Aucune amélioration significative de la capacité de diffusion n’a été observée chez les patients présentant une infection légère au cours de la période d’étude. En revanche, les patients modérément et gravement infectés ont présenté des améliorations continues de leur capacité de diffusion jusqu’à 12 mois après le début de la maladie.
L’analyse des déterminants de la fonction pulmonaire a révélé que l’âge plus avancé, le sexe féminin, le nombre plus élevé de comorbidités et la gravité de la maladie au cours d’une infection aiguë étaient significativement associés à une amélioration plus lente de la capacité de diffusion au fil du temps.
Une capacité de diffusion significativement réduite a été observée chez 11 %, 22 % et 48 % des patients atteints de COVID-19 léger, modéré et sévère après 12 mois d’apparition de la maladie, respectivement. Après ajustement en fonction de l’âge et du sexe, les cas graves de COVID-19 et la présence de toute comorbidité ont été identifiés comme facteurs de risque importants de capacité de diffusion constamment réduite.
Qualité de vie liée à la santé
La qualité de vie liée à la santé, y compris l’état fonctionnel, le bien-être et l’évaluation de l’état de santé général, a été mesurée à un et 12 mois. Les résultats ajustés selon l’âge et le sexe ont révélé que les patients présentant une capacité de diffusion réduite après un mois d’apparition de la maladie présentaient un fonctionnement physique et un état de santé général significativement inférieurs.

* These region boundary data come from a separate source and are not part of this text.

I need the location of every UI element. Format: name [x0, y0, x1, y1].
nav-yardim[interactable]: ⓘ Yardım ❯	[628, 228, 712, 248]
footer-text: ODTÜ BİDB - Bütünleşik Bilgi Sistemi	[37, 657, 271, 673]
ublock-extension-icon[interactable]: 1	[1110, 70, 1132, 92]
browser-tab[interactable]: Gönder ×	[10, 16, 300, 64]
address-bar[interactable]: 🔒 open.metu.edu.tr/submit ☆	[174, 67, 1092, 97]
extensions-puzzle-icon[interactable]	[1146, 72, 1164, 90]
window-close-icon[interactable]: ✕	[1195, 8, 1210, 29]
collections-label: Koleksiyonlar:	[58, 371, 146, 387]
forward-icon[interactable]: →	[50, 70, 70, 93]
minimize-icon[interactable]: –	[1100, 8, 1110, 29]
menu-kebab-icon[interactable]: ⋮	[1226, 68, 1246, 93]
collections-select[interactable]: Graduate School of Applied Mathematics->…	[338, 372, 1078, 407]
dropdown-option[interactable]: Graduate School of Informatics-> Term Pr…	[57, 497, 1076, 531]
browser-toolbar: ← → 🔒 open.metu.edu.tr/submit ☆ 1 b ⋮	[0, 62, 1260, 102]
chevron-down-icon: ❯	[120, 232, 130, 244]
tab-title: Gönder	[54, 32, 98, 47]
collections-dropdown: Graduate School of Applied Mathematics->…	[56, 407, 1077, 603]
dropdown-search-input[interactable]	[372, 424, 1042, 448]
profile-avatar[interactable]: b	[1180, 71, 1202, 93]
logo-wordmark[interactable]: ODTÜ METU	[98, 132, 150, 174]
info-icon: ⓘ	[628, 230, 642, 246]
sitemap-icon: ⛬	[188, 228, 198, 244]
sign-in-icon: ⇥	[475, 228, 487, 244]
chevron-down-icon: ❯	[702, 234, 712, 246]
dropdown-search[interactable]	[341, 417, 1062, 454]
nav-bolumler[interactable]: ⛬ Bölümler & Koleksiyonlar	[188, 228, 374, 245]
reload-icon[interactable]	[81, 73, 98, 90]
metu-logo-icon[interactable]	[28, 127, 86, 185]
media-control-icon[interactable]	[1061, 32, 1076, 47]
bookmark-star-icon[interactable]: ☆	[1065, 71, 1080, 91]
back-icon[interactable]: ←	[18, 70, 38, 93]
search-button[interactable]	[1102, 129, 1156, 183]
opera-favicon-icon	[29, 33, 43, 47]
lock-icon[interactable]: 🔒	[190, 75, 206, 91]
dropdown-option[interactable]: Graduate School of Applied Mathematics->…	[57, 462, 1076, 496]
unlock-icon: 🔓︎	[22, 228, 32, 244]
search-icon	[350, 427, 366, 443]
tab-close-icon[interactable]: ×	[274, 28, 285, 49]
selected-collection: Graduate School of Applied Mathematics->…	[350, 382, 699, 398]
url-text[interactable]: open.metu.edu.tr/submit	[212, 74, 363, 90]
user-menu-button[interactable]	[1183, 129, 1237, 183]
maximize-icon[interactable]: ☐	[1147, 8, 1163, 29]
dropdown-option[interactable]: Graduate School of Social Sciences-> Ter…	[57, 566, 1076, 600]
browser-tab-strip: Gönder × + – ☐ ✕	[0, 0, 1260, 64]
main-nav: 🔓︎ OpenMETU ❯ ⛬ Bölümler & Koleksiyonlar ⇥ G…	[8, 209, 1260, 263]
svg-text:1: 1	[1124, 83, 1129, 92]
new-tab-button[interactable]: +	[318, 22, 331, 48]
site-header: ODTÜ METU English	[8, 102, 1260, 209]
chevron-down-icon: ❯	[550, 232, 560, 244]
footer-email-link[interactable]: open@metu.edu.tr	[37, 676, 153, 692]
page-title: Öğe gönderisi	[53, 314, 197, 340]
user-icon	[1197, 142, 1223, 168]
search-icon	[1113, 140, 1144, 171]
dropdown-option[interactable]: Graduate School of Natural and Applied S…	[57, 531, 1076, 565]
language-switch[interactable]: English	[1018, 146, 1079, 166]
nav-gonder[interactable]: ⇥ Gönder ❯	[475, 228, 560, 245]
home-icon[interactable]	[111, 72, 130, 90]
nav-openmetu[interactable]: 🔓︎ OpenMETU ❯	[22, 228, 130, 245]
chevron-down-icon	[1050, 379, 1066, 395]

Après 12 mois d’apparition de la maladie, aucune différence significative dans la qualité de vie liée à la santé n’a été observée entre les patients avec et sans altération des fonctions pulmonaires.
Importance de l’étude
Une prévalence significativement plus élevée d’altération persistante de la fonction pulmonaire a été observée chez les patients atteints de COVID-19 modéré ou sévère par rapport aux patients qui se sont rétablis d’une forme légère de COVID-19. Néanmoins, une amélioration progressive des fonctions pulmonaires sur une période de 12 mois a été observée chez les patients atteints de formes sévères de COVID-19.
Ces résultats soulignent l’importance de surveiller en permanence la santé des patients qui se sont remis d’une forme grave de la COVID-19 afin de gérer efficacement leurs longs symptômes de la COVID.